Leftfield Stage kicks Glastonbury off
A full bill of acts pack the tent
Photographer: John Bownas22 June 2007
As the reports suggested, the rain came and a grubby Glastonbury Thursday ensued for the storm ready crowd. The Leftfield Stage was the place to be, boasting a full line-up of entertainment throughout the day and a canvas big enough to keep out the sporadic and persistent showers.
Beans on Toast opened the tent with a crowd big enough for a headliner. The political and witty singer songwriter jovially bounced his way through a set of comical left-wing acoustic ditties to the amusement of the soggy revellers. Then 3 Daft Monkeys got the tent jumping and shouting with their blend of Celtic, gypsy folk.

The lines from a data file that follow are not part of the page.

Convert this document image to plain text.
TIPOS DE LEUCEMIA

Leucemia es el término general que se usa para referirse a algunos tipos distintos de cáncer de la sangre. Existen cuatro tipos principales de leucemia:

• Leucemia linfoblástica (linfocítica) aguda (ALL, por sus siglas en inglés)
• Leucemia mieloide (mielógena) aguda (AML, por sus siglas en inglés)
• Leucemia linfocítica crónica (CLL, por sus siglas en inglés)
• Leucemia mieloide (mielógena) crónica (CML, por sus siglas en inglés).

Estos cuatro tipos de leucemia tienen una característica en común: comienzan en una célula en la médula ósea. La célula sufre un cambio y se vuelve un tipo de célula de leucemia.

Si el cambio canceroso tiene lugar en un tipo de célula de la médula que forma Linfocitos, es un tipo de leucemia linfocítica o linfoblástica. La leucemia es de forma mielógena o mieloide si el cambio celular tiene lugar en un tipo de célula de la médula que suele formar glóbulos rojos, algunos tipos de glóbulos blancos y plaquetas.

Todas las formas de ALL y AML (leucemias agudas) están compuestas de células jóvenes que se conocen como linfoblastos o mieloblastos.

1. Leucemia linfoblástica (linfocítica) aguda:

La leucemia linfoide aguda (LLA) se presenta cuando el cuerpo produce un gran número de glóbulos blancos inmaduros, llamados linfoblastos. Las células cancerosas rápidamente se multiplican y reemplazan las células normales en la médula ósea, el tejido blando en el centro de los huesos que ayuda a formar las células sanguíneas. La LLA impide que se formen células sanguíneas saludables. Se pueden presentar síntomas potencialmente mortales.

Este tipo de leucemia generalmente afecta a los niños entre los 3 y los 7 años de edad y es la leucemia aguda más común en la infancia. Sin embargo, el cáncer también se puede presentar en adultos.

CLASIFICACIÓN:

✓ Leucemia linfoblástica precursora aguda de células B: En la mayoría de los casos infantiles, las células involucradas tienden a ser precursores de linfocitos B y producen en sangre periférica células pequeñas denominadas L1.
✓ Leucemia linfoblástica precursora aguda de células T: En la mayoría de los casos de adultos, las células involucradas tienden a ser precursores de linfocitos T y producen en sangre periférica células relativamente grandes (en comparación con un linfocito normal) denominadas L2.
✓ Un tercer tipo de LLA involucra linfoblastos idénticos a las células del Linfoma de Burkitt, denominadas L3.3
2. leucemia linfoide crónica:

Then a young Dan Donnelly took to the second stage to continue the non stop music. The Irishman’s opening chords were ‘Here Comes the Sun’ by The Beatles before he launched into one of his own numbers. He looped his guitar riffs and created a drum beat by banging on his acoustic and playing it back. Donnelly pleased the crowd by singing The Sex Pistols’ ‘Anarchy in the UK’’s lyrics over one of his own songs before singing his own words on top of television’s Formula 1 theme.
Virtual Festivals’ favourites and festival regulars Neck thumped their way through a very energetic Left Field set. The six-piece warmed the crowd with Irish infused covers of ‘(White) Man In Hammersmith Palais’ by The Clash and The Sex Pistols’ ‘Anarchy In the Uk’. The busy tent stomped their feet, clapped their hands and jigged their way through a highly entertaining performance.
Peaches Geldof and friends were among the wet audience who watched new indie scenesters Ox.Eagle.Lion.Man. She was prepared for the poor forecast already: “I’m staying in a Winnebago so I’ve already got one up on everybody here,” she told VF. Her boyfriend, Frederick Blood-Royale’s band ruffled their way through an indie set worthy of a mention. They played odd clips from their laptop over clever guitar work, before some problems silence the bass. They soon sorted the sound and to give indie addicts their Thursday fix.
Seasick Steve was the act of the day as the tent heaved from pillar to post to see the blues master. Accompanied by his ‘Diddy Bow’, the American gnarled his way through the first of his three appearances of the festival. People were unable to move or get into the tent to hear his fantastic set.
Damien Dempsey added a little bit more of Ireland to the Leftfield Stage, which saw him produce a performance to complement the army of fans that pushed to the front to see him. ‘Ghosts of Overdoses’ was the first big sing-a-long before the final track, ‘It’s All Good’ saw arms raised, lighters swaying in the air and a deafening chorus of voices. Even when Dempsey had left the stage the crowd continued to belt out his last number.
'Emerging Talent' winner Liz Green didn’t get on stage until 1.40am but she beautifully warbled her way through a stunning acoustic set. “Has anyone got the time?” She asked the crowd who lied to keep the Manchester singer songwriter playing longer.
London acoustic act Sean Taylor closed the tent with grubby blues guitar work and raw lyrics. His set didn’t start until 2.40am, but Glastonbury never sleeps. The Leftfield Stage definitely got the party started today and the main stages haven’t even started yet!